Thanks for explaining patiently, but somehow I still don't get it.. If I delete an old service of type "hub" and then introduce a new service of type "hub", then I have essentially "edited" the meaning of "my hub endpoint". How is this more secure than editing the meaning of "service with id #3635"?

Who says caches are id based? Why can't caches be invalidated simply with any update to a DID Document, or based on ttl https://github.com/w3c-ccg/did-resolution/issues/10?

I don't really get why the endpointMapping structure adds more security either, but I feel I'm missing something important, so I'd like to spend some more time on the topic. Perhaps we can discuss this at RWoT if you go there?

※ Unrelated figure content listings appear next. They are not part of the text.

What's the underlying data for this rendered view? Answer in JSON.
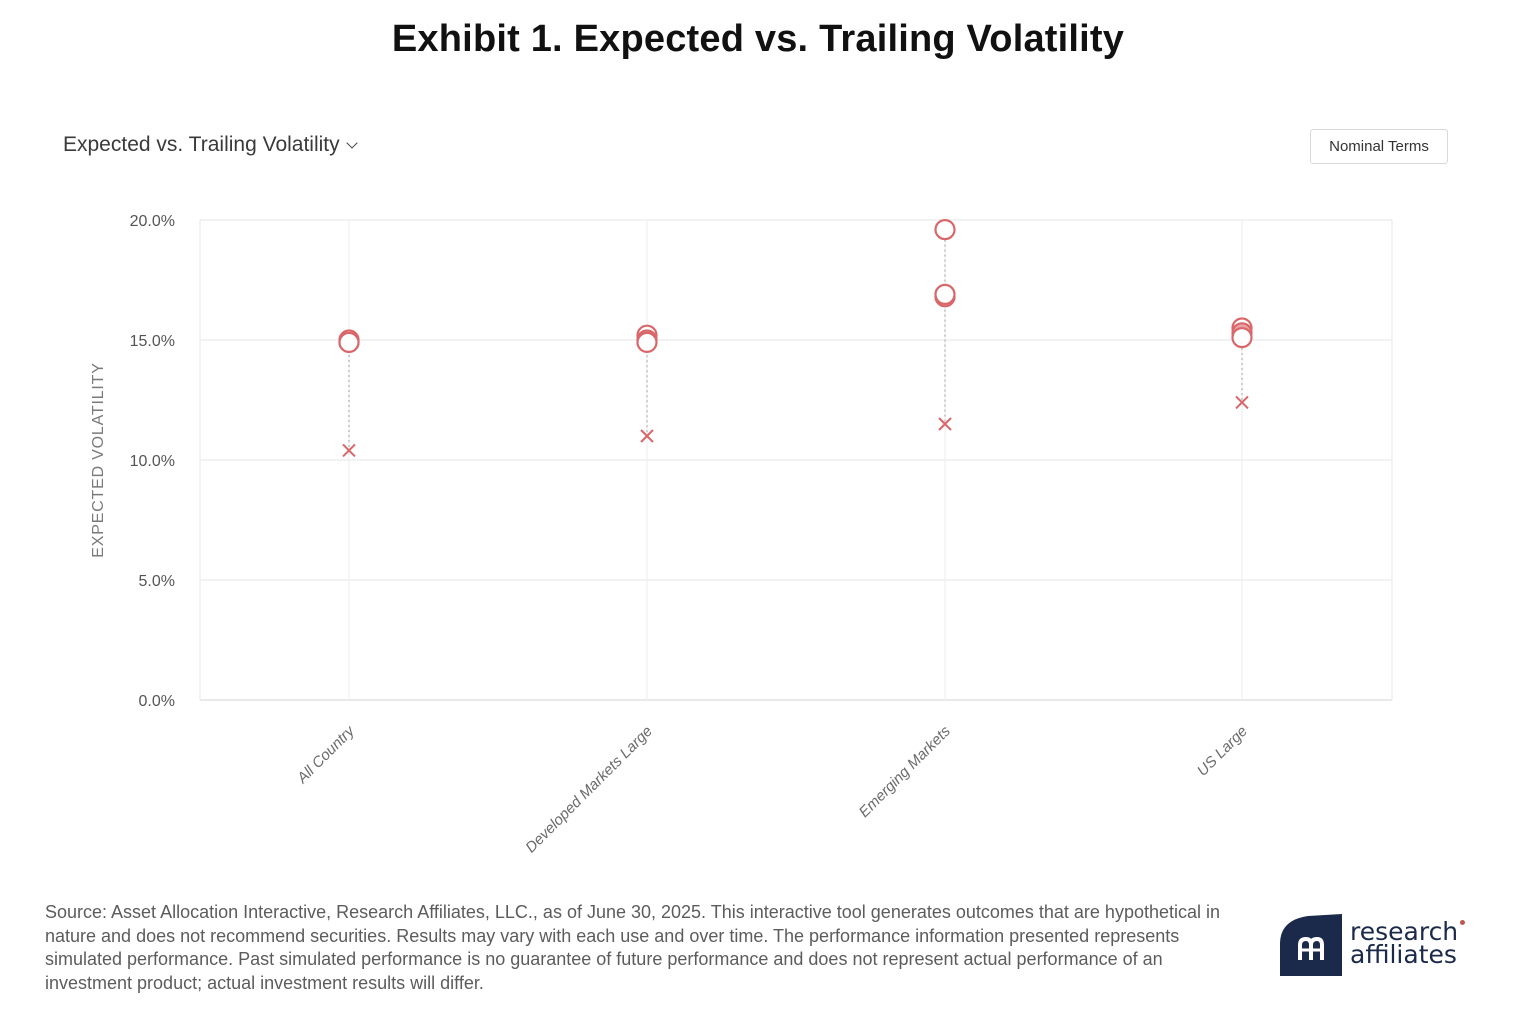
{
  "exhibit_title": "Exhibit 1. Expected vs. Trailing Volatility",
  "chart_selector": {
    "label": "Expected vs. Trailing Volatility",
    "icon": "chevron-down-icon"
  },
  "toggle_button": {
    "label": "Nominal Terms"
  },
  "chart_data": {
    "type": "scatter",
    "title": "",
    "ylabel": "EXPECTED VOLATILITY",
    "xlabel": "",
    "ylim": [
      0,
      20
    ],
    "yticks": [
      "0.0%",
      "5.0%",
      "10.0%",
      "15.0%",
      "20.0%"
    ],
    "ytick_values": [
      0,
      5,
      10,
      15,
      20
    ],
    "categories": [
      "All Country",
      "Developed Markets Large",
      "Emerging Markets",
      "US Large"
    ],
    "series": [
      {
        "marker": "open-circle",
        "values": [
          15.0,
          15.2,
          19.6,
          15.5
        ]
      },
      {
        "marker": "filled-circle",
        "values": [
          14.9,
          15.0,
          16.8,
          15.3
        ]
      },
      {
        "marker": "open-circle",
        "values": [
          14.9,
          14.9,
          16.9,
          15.1
        ]
      },
      {
        "marker": "cross",
        "values": [
          10.4,
          11.0,
          11.5,
          12.4
        ]
      }
    ],
    "grid": true,
    "colors": {
      "marker": "#d9676a",
      "marker_fill": "#eaa4a6",
      "grid": "#ebebeb",
      "connector": "#b5b5b5"
    }
  },
  "source_note": "Source: Asset Allocation Interactive, Research Affiliates, LLC., as of June 30, 2025. This interactive tool generates outcomes that are hypothetical in nature and does not recommend securities. Results may vary with each use and over time. The performance information presented represents simulated performance. Past simulated performance is no guarantee of future performance and does not represent actual performance of an investment product; actual investment results will differ.",
  "logo": {
    "line1": "research",
    "line2": "affiliates",
    "icon": "research-affiliates-logo-icon",
    "color": "#1b2a4a"
  }
}
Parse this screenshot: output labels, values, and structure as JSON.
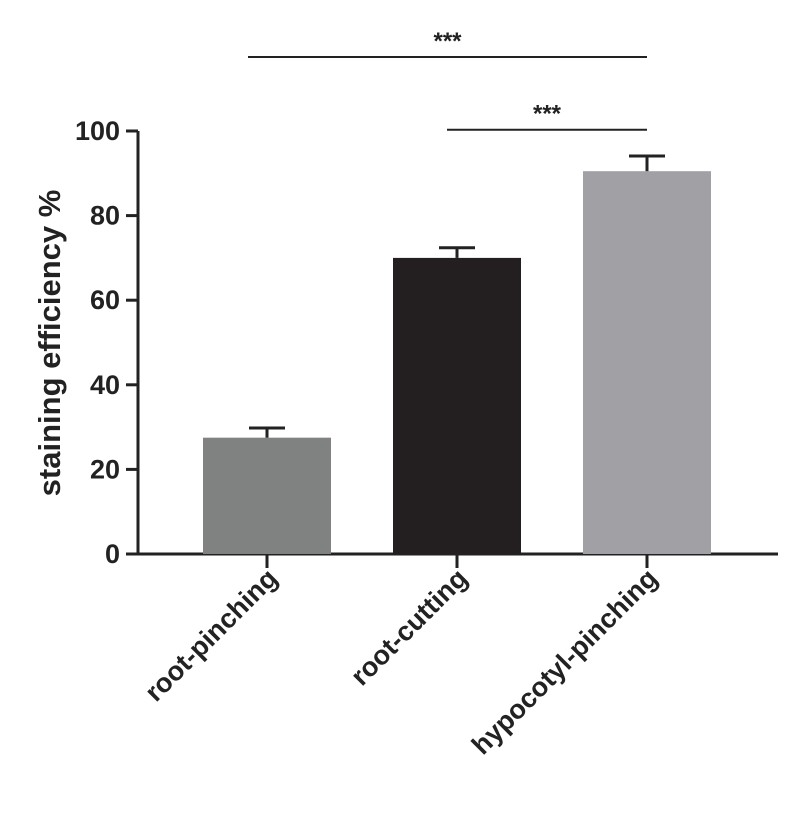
{
  "chart_data": {
    "type": "bar",
    "title": "",
    "xlabel": "",
    "ylabel": "staining efficiency %",
    "ylim": [
      0,
      100
    ],
    "yticks": [
      0,
      20,
      40,
      60,
      80,
      100
    ],
    "categories": [
      "root-pinching",
      "root-cutting",
      "hypocotyl-pinching"
    ],
    "values": [
      27.5,
      70,
      90.5
    ],
    "errors": [
      2.3,
      2.4,
      3.6
    ],
    "colors": [
      "#808282",
      "#231f20",
      "#a1a0a5"
    ],
    "significance": [
      {
        "from": 0,
        "to": 2,
        "label": "***",
        "y": 117.5
      },
      {
        "from": 1,
        "to": 2,
        "label": "***",
        "y": 100.3
      }
    ],
    "grid": false
  }
}
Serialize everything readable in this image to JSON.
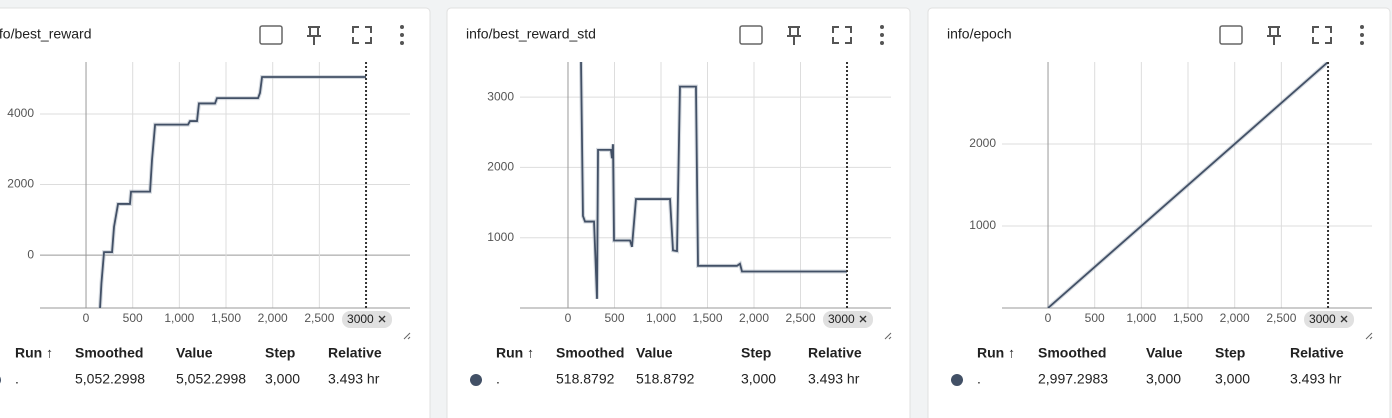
{
  "chart_data": [
    {
      "type": "line",
      "title": "info/best_reward",
      "color": "#425066",
      "x": [
        150,
        165,
        193,
        279,
        300,
        343,
        471,
        482,
        686,
        707,
        740,
        1093,
        1114,
        1189,
        1210,
        1382,
        1403,
        1843,
        1864,
        1886,
        3000
      ],
      "values": [
        -1500,
        -800,
        85,
        85,
        800,
        1450,
        1450,
        1800,
        1800,
        2700,
        3700,
        3700,
        3800,
        3800,
        4300,
        4300,
        4450,
        4450,
        4600,
        5050,
        5050
      ],
      "xlim": [
        -493,
        3471
      ],
      "ylim": [
        -1500,
        5475
      ],
      "xticks": [
        0,
        500,
        {
          "value": 1000,
          "label": "1,000"
        },
        {
          "value": 1500,
          "label": "1,500"
        },
        {
          "value": 2000,
          "label": "2,000"
        },
        {
          "value": 2500,
          "label": "2,500"
        }
      ],
      "yticks": [
        0,
        2000,
        4000
      ],
      "grid": true,
      "cursor": 3000
    },
    {
      "type": "line",
      "title": "info/best_reward_std",
      "color": "#425066",
      "x": [
        140,
        161,
        183,
        280,
        312,
        323,
        462,
        473,
        484,
        495,
        667,
        688,
        731,
        1097,
        1129,
        1172,
        1204,
        1376,
        1398,
        1817,
        1849,
        1871,
        3000
      ],
      "values": [
        3500,
        1310,
        1230,
        1230,
        130,
        2250,
        2250,
        2130,
        2330,
        960,
        960,
        870,
        1550,
        1550,
        820,
        810,
        3150,
        3150,
        600,
        600,
        630,
        520,
        519
      ],
      "xlim": [
        -516,
        3473
      ],
      "ylim": [
        0,
        3500
      ],
      "xticks": [
        0,
        500,
        {
          "value": 1000,
          "label": "1,000"
        },
        {
          "value": 1500,
          "label": "1,500"
        },
        {
          "value": 2000,
          "label": "2,000"
        },
        {
          "value": 2500,
          "label": "2,500"
        }
      ],
      "yticks": [
        1000,
        2000,
        3000
      ],
      "grid": true,
      "cursor": 3000
    },
    {
      "type": "line",
      "title": "info/epoch",
      "color": "#425066",
      "x": [
        0,
        3000
      ],
      "values": [
        0,
        3000
      ],
      "xlim": [
        -493,
        3471
      ],
      "ylim": [
        0,
        3000
      ],
      "xticks": [
        0,
        500,
        {
          "value": 1000,
          "label": "1,000"
        },
        {
          "value": 1500,
          "label": "1,500"
        },
        {
          "value": 2000,
          "label": "2,000"
        },
        {
          "value": 2500,
          "label": "2,500"
        }
      ],
      "yticks": [
        1000,
        2000
      ],
      "grid": true,
      "cursor": 3000
    }
  ],
  "tables": [
    {
      "headers": [
        "Run ↑",
        "Smoothed",
        "Value",
        "Step",
        "Relative"
      ],
      "rows": [
        [
          ".",
          "5,052.2998",
          "5,052.2998",
          "3,000",
          "3.493 hr"
        ]
      ]
    },
    {
      "headers": [
        "Run ↑",
        "Smoothed",
        "Value",
        "Step",
        "Relative"
      ],
      "rows": [
        [
          ".",
          "518.8792",
          "518.8792",
          "3,000",
          "3.493 hr"
        ]
      ]
    },
    {
      "headers": [
        "Run ↑",
        "Smoothed",
        "Value",
        "Step",
        "Relative"
      ],
      "rows": [
        [
          ".",
          "2,997.2983",
          "3,000",
          "3,000",
          "3.493 hr"
        ]
      ]
    }
  ]
}
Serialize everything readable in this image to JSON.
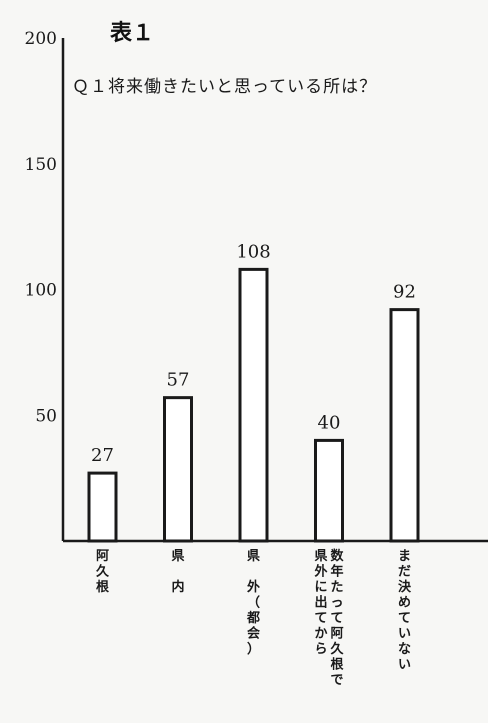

— You are receiving this because you modified the open/close state. Reply to this email directly, view it on GitHub https://github.com/w3c-ccg/did-spec/issues/238?email_source=notifications&email_token=AAQ3JCBRAZ7HPY76UDVKZ2LQAIZ3LA5CNFSM4IDYC42KYY3PNVWWK3TUL52HS4DFVREXG43VMVBW63LNMVXHJKTDN5WW2ZLOORPWSZGOD2M3VOA#issuecomment-513391288, or mute the thread https://github.com/notifications/unsubscribe-auth/AAQ3JCF6SWLP3EUEEGR7RPDQAIZ3LANCNFSM4IDYC42A .

TallTed commented 4 years ago

@dhh1128 @peacekeeper -- Please bring the whiteboard content back here, somehow, as I'm also not following @dhh1128's reasoning, and thinking along what I think are similar lines as @peacekeeper.